Is Abortion Illegal in Texas?


In 1854, Texas passed a law that made abortion a crime, and the state’s Penal Statutes made the procedure punishable by two to five years in prison. Many other states followed suit, but some still allow abortions. This article explores the history of the Texas laws relating to abortion.

Pre-Roe statutes outlawed abortion in Texas

The U.S. Supreme Court recently overturned Roe v. Wade, the landmark case that guaranteed the right to an abortion, returning the decision-making power to the states. The state of Texas interpreted the ruling as a green light to resurrect a 1925 law banning abortion. Texas Attorney General Ken Paxton celebrated the decision on Twitter, saying “good law.” However, the case could still go back to a lower court later this month.

After Roe, Texas passed a variety of other regulations that restricted abortion. However, a 2004 ruling by the 5th Circuit declared the pre-Roe law invalid. In other words, the state’s abortion providers believe that the pre-Roe ban can no longer be enforced, and that this decision has overturned the law.

Despite the recent changes in state laws, the threat of civil action still exists. The state of Texas is still a “hostile” state, which means that it’s difficult to sue abortion providers without first receiving a criminal conviction.

TRAP law makes abortion a felony

Opponents say the Texas TRAP law is a burden on both patients and health care providers. They argue that it forces abortion clinics to close if they are unable to meet the new regulations. This is an entirely valid concern; the Texas Supreme Court has already ruled that a similar law in Louisiana was unconstitutional.

The TRAP law also makes abortion a felony in Texas. This new law is not yet in effect, but the Legislature has passed a bill authorizing a statewide referendum to make abortion illegal. However, the bill needs to pass both chambers of the legislature and the governor’s office before it can be put to a statewide vote.

The TRAP law was passed in Texas in 2013. It was passed after the landmark Whole Woman’s Health v. Hellerstedt decision in the US Supreme Court. While the TRAP law makes abortion a felony in Texas, the decision will continue to have a negative impact on access to abortion in Texas.

Exemptions from lawsuits

Texas’s state constitution does not provide any protection against lawsuits over abortions. Under the Texas Constitution, plaintiffs can only bring a lawsuit if they have suffered an injury. This means that a woman who has been raped cannot sue for the harm she suffered during her abortion.

One of the exceptions to Texas’s abortion law is if the pregnancy was a result of rape or incest. The state’s Senate Bill 8 would create a standard to determine whether the defendant intended to aid an abortion. For a woman who chooses to have an abortion after the embryo has developed cardiac activity, however, she cannot sue. While a woman may have the right to sue her doctor, abortion fund donors may be liable for assisting a woman seeking an abortion in Texas.
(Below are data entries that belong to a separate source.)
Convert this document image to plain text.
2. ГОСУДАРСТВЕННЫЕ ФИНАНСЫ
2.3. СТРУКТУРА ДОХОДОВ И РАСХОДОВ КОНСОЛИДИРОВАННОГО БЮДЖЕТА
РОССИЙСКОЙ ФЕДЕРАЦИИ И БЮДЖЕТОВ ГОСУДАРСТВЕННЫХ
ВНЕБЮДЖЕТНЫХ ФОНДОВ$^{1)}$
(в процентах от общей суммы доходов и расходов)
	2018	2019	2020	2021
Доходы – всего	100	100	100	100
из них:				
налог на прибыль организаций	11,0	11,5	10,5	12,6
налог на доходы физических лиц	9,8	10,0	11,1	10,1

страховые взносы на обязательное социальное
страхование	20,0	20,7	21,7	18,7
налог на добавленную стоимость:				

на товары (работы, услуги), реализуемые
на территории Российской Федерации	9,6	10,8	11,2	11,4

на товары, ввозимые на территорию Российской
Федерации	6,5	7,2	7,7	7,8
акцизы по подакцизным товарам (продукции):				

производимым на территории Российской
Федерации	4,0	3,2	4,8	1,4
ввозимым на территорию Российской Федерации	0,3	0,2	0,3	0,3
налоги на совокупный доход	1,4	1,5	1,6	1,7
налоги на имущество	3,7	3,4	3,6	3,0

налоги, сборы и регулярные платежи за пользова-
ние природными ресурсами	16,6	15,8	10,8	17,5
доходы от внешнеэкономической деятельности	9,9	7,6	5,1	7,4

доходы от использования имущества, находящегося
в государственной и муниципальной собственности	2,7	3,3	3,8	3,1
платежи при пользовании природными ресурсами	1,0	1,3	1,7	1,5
While these circumstances might be rare, there are still several reasons why a woman may need an abortion. In some cases, a woman may be suffering from an irreversible condition that will lead to severe harm. Other times, the doctor may need to perform an abortion to save the life of a woman.
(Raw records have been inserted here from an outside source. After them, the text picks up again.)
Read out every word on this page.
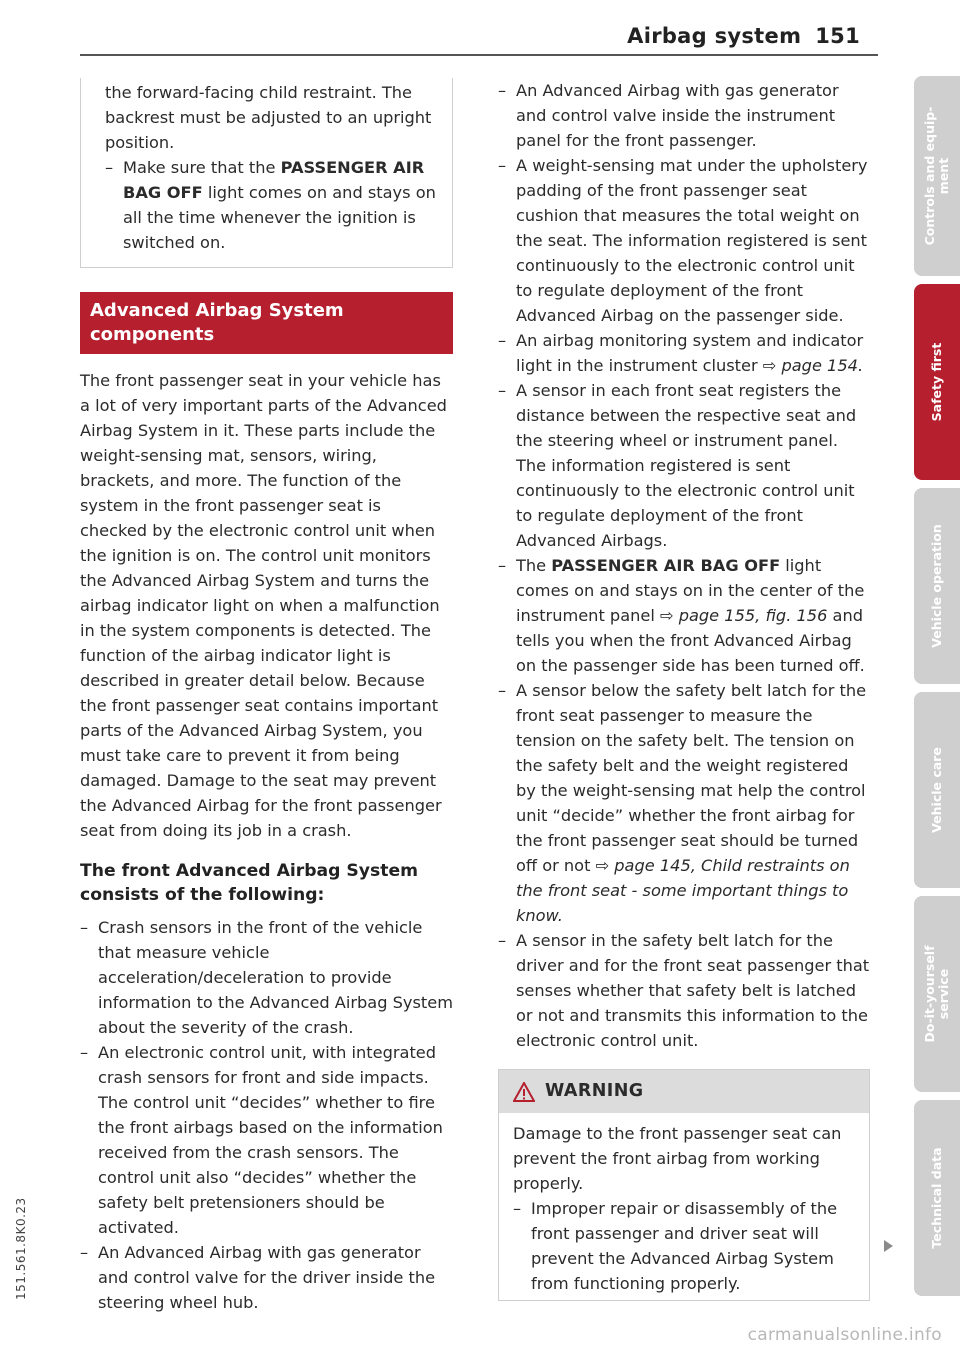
Airbag system 151

the forward-facing child restraint. The backrest must be adjusted to an upright position.

– Make sure that the PASSENGER AIR BAG OFF light comes on and stays on all the time whenever the ignition is switched on.

Advanced Airbag System components

The front passenger seat in your vehicle has a lot of very important parts of the Advanced Airbag System in it. These parts include the weight-sensing mat, sensors, wiring, brackets, and more. The function of the system in the front passenger seat is checked by the electronic control unit when the ignition is on. The control unit monitors the Advanced Airbag System and turns the airbag indicator light on when a malfunction in the system components is detected. The function of the airbag indicator light is described in greater detail below. Because the front passenger seat contains important parts of the Advanced Airbag System, you must take care to prevent it from being damaged. Damage to the seat may prevent the Advanced Airbag for the front passenger seat from doing its job in a crash.

The front Advanced Airbag System consists of the following:

– Crash sensors in the front of the vehicle that measure vehicle acceleration/deceleration to provide information to the Advanced Airbag System about the severity of the crash.

– An electronic control unit, with integrated crash sensors for front and side impacts. The control unit “decides” whether to fire the front airbags based on the information received from the crash sensors. The control unit also “decides” whether the safety belt pretensioners should be activated.

– An Advanced Airbag with gas generator and control valve for the driver inside the steering wheel hub.

– An Advanced Airbag with gas generator and control valve inside the instrument panel for the front passenger.

– A weight-sensing mat under the upholstery padding of the front passenger seat cushion that measures the total weight on the seat. The information registered is sent continuously to the electronic control unit to regulate deployment of the front Advanced Airbag on the passenger side.

– An airbag monitoring system and indicator light in the instrument cluster ⇨ page 154.

– A sensor in each front seat registers the distance between the respective seat and the steering wheel or instrument panel. The information registered is sent continuously to the electronic control unit to regulate deployment of the front Advanced Airbags.

– The PASSENGER AIR BAG OFF light comes on and stays on in the center of the instrument panel ⇨ page 155, fig. 156 and tells you when the front Advanced Airbag on the passenger side has been turned off.

– A sensor below the safety belt latch for the front seat passenger to measure the tension on the safety belt. The tension on the safety belt and the weight registered by the weight-sensing mat help the control unit “decide” whether the front airbag for the front passenger seat should be turned off or not ⇨ page 145, Child restraints on the front seat - some important things to know.

– A sensor in the safety belt latch for the driver and for the front seat passenger that senses whether that safety belt is latched or not and transmits this information to the electronic control unit.

WARNING

Damage to the front passenger seat can prevent the front airbag from working properly.

– Improper repair or disassembly of the front passenger and driver seat will prevent the Advanced Airbag System from functioning properly.

Controls and equip-
ment
Safety first
Vehicle operation
Vehicle care
Do-it-yourself
service
Technical data
151.561.8K0.23
carmanualsonline.info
Parental consent requirement

Texas’s Supreme Court is reviewing rules that allow minors to have abortions without their parents’ consent. Chief Justice Nathan Hecht has asked an advisory committee to make recommendations. The committee is scheduled to meet next week. If the committee recommends that the parents’ consent is not needed, the judge may grant a waiver.

Texas’s advisory committee recommended that abortion rights be maintained for minors. Minors may seek a judge’s consent to end their pregnancies, as long as they have a medical condition or are suffering from severe bodily impairment. Beginning Aug. 25, all but two cases of rape or incest will prevent minors from obtaining an abortion. However, in all other cases, such as those of a medical emergency or a serious bodily impairment, abortion remains legal.

Texas is one of 37 states that require parental involvement. In most cases, a minor must get the consent of one parent or notify the other. In other cases, both parents must consent. Some states also require a parent and minor to provide government-issued identification and proof of parenthood.